What the media and the government doesn’t want to tell you is that, once again, it didn’t happen. Stephen Kinzer reports that “Anti-government protests that were supposed to engulf the country in mid-November turned out to be far smaller than their promoters in Washington hoped.” And, of course, the government is nowhere close to falling.

The false narrative has failed despite American efforts to intervene and support it. In October, Cuban President Miguel Diaz-Canel accused the US embassy of “playing an active role in efforts to subvert the internal order in our country.” That is not just rhetoric or hyperbole.

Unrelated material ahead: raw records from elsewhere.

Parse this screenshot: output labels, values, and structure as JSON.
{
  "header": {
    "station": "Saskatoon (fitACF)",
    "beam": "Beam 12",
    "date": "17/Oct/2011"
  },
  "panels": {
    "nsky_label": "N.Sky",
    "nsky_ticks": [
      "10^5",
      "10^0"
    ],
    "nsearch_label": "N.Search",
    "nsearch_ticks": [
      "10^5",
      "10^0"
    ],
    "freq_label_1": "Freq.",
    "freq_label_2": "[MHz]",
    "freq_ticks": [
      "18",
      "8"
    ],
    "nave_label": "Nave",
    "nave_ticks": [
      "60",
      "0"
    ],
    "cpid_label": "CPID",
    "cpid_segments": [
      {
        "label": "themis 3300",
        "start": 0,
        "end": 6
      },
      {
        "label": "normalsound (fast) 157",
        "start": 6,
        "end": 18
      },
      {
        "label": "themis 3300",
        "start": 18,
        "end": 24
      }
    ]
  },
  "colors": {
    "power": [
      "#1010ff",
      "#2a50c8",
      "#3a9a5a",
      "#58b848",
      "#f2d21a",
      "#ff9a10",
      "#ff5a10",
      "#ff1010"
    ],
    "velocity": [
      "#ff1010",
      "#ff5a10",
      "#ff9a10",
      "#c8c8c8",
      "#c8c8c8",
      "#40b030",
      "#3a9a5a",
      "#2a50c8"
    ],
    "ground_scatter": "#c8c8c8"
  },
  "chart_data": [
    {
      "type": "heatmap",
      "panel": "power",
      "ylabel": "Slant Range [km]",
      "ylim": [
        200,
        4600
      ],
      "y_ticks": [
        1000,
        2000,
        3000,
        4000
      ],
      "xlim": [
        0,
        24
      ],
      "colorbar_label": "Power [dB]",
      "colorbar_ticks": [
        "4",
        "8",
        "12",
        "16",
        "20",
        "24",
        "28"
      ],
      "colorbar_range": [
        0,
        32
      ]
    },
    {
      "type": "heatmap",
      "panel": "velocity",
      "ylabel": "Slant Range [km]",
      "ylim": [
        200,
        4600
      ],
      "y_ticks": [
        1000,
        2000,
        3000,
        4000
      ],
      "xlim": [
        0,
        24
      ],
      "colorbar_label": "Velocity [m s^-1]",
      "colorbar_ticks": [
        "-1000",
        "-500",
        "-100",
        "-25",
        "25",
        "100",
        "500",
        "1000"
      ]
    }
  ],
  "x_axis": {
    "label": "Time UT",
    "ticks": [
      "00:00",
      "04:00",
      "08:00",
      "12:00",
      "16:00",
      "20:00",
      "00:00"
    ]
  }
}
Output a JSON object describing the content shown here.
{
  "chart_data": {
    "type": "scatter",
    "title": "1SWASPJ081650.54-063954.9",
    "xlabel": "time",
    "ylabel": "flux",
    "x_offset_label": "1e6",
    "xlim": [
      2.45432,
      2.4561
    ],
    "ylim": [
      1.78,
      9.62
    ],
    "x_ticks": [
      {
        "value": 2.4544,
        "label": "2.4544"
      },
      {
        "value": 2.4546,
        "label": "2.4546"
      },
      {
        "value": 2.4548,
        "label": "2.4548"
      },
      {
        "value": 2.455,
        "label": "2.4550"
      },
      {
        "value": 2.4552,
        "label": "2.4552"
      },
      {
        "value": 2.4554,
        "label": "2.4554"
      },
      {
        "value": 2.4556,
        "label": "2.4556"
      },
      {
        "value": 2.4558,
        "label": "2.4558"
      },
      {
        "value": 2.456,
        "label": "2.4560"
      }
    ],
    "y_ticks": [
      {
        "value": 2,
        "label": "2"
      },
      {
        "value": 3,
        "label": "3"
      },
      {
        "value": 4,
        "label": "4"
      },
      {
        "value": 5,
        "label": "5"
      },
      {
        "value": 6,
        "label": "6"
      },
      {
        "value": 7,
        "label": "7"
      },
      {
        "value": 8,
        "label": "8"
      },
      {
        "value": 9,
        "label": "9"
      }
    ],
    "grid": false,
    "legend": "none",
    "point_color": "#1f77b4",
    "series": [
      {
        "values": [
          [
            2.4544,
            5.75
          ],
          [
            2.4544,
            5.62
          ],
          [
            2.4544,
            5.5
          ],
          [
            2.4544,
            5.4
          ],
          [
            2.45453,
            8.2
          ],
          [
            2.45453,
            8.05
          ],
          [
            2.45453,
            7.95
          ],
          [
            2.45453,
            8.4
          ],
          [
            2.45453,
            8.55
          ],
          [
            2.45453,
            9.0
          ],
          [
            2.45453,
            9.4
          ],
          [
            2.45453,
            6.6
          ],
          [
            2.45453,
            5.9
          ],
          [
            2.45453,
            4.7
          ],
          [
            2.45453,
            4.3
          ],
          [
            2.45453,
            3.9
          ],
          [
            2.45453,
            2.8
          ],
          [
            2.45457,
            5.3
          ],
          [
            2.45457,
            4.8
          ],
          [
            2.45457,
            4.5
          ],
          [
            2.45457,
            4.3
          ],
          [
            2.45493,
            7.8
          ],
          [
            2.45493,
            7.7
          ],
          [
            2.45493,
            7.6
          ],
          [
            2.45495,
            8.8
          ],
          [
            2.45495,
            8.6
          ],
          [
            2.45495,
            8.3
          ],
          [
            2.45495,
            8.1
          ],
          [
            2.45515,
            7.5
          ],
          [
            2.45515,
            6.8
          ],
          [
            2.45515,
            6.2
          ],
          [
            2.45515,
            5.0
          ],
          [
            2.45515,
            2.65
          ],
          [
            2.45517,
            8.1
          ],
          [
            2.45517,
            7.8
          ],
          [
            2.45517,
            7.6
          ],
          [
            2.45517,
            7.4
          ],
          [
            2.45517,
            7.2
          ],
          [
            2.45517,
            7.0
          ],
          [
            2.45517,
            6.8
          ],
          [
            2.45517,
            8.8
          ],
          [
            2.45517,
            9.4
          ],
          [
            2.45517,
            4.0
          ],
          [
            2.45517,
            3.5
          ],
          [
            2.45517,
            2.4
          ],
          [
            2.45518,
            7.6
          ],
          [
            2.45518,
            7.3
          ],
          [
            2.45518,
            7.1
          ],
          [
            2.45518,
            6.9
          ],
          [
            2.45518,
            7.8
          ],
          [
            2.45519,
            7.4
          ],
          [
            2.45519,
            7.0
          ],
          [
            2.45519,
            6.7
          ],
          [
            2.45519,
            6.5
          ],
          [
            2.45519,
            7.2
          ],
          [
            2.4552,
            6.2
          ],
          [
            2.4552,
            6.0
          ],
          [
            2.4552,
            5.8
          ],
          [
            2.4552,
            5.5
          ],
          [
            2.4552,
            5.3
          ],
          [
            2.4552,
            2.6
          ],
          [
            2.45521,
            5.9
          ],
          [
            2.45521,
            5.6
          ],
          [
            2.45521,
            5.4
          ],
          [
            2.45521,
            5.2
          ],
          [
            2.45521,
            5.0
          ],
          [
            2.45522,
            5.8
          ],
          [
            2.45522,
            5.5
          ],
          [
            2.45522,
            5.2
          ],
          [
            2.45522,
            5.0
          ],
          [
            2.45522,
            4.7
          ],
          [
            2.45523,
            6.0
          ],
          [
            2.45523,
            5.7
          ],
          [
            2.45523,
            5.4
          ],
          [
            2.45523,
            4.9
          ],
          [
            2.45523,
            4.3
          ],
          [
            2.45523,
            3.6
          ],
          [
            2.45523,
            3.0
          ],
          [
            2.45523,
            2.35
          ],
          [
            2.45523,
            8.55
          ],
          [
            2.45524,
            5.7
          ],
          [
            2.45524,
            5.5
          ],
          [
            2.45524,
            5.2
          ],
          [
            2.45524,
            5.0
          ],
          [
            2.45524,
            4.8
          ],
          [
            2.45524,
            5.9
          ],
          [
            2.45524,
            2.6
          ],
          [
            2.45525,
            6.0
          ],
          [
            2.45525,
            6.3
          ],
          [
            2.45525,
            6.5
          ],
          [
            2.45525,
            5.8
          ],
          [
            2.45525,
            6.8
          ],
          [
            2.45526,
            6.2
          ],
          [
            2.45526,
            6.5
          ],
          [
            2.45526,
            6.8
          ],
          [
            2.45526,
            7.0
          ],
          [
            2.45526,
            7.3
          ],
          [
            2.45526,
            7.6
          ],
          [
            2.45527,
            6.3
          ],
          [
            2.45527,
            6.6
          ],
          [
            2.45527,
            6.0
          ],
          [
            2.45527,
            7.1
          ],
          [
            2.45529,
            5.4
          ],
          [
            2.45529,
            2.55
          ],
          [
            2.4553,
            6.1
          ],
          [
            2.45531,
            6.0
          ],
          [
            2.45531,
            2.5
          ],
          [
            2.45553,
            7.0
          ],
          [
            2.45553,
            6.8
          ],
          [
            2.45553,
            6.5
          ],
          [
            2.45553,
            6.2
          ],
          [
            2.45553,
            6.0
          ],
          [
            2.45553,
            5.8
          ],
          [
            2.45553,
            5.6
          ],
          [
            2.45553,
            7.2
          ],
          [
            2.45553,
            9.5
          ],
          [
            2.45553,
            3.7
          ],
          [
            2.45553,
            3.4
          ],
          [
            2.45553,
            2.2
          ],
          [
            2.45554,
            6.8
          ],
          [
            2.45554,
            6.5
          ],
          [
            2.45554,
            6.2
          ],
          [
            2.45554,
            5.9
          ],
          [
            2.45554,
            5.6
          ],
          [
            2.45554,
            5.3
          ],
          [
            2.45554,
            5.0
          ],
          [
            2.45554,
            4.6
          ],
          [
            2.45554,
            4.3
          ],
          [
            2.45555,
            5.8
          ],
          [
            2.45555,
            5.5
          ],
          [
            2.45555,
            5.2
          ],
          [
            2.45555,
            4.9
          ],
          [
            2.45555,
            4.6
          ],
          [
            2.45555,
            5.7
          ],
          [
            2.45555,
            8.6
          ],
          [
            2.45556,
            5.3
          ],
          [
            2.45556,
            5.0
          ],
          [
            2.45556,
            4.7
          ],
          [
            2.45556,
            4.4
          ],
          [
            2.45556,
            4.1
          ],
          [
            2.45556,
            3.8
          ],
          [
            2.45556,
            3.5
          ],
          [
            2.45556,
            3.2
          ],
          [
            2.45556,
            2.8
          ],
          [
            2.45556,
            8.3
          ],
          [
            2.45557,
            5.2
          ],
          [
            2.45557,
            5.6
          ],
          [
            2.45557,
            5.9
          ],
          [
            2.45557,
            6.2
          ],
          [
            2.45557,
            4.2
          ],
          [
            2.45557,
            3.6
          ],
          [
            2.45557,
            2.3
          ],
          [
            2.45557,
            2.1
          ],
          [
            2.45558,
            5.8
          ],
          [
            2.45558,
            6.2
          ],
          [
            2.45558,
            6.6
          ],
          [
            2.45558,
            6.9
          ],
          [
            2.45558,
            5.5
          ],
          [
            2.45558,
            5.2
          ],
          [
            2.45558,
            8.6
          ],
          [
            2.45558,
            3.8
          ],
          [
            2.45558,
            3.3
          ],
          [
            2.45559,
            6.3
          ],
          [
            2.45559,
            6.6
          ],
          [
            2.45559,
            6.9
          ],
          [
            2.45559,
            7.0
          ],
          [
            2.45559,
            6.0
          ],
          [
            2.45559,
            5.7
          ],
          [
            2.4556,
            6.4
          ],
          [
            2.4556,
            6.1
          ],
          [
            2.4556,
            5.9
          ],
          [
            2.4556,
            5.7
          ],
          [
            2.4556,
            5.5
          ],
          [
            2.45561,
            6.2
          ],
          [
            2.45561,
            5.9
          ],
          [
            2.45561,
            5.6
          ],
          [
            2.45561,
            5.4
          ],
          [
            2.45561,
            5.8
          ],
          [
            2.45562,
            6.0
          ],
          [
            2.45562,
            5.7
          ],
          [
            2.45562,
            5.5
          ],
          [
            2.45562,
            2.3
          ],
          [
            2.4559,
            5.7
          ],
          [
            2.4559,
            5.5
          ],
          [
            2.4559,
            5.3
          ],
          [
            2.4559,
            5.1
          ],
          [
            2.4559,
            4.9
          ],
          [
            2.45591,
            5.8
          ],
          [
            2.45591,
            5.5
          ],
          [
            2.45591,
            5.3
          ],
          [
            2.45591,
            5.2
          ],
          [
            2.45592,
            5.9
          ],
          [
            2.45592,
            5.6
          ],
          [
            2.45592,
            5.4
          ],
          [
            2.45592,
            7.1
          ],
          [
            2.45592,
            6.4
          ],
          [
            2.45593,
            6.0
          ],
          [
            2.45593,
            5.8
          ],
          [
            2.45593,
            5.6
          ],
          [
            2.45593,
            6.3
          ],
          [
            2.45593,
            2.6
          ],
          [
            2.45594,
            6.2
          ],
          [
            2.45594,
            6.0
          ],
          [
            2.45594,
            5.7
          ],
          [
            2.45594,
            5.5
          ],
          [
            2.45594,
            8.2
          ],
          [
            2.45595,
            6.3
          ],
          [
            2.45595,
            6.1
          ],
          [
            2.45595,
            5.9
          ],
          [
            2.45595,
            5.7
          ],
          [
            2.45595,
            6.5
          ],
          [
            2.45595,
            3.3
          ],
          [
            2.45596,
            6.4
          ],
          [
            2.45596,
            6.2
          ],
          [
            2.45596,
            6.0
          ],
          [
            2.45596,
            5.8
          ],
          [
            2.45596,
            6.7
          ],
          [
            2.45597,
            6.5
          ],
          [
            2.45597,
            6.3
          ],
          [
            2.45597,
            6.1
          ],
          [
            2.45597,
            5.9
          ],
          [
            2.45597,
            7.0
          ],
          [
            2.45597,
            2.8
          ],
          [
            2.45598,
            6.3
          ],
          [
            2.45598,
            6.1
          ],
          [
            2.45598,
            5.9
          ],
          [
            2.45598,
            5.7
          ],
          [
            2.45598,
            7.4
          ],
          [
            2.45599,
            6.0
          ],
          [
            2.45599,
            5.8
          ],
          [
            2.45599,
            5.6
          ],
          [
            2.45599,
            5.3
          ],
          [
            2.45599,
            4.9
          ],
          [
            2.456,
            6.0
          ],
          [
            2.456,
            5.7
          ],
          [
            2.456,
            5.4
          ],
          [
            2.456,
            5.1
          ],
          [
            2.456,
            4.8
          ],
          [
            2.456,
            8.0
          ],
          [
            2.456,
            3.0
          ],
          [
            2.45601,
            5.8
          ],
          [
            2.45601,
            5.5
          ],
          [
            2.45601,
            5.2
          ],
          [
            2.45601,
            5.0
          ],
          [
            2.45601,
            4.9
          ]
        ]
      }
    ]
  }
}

Cuba expert William LeoGrande reports that the US embassy in Havana “has taken a leading role supporting dissident activists, pushing the boundaries of what’s normally allowed under the Vienna Convention on Diplomatic Relations.” Cuban journalist Rosa Miriam Elizalde reports that “in September, the United States Agency for International Development (USAID) gave $6,669,000 in grants for projects aimed at ‘regime change’ in Cuba.” Juan Gonzalez, the senior director for the Western Hemisphere at the National Security Council recently said that the Biden administration is “fully committed to supporting, supporting and strengthening the voice of the Cuban people who want change.” LeoGrande says that “The United States and Cuba are on a collision course over US diplomats’ support for “democracy promotion” programs.”

In both Venezuela and Cuba the US has aggressively intervened in an attempt to make a desired and imagined plot come true. In both countries that attempt has failed. But in both cases that has not stopped the US from telling that story.

Ted Snider has a graduate degree in philosophy and writes on analyzing patterns in US foreign policy and history.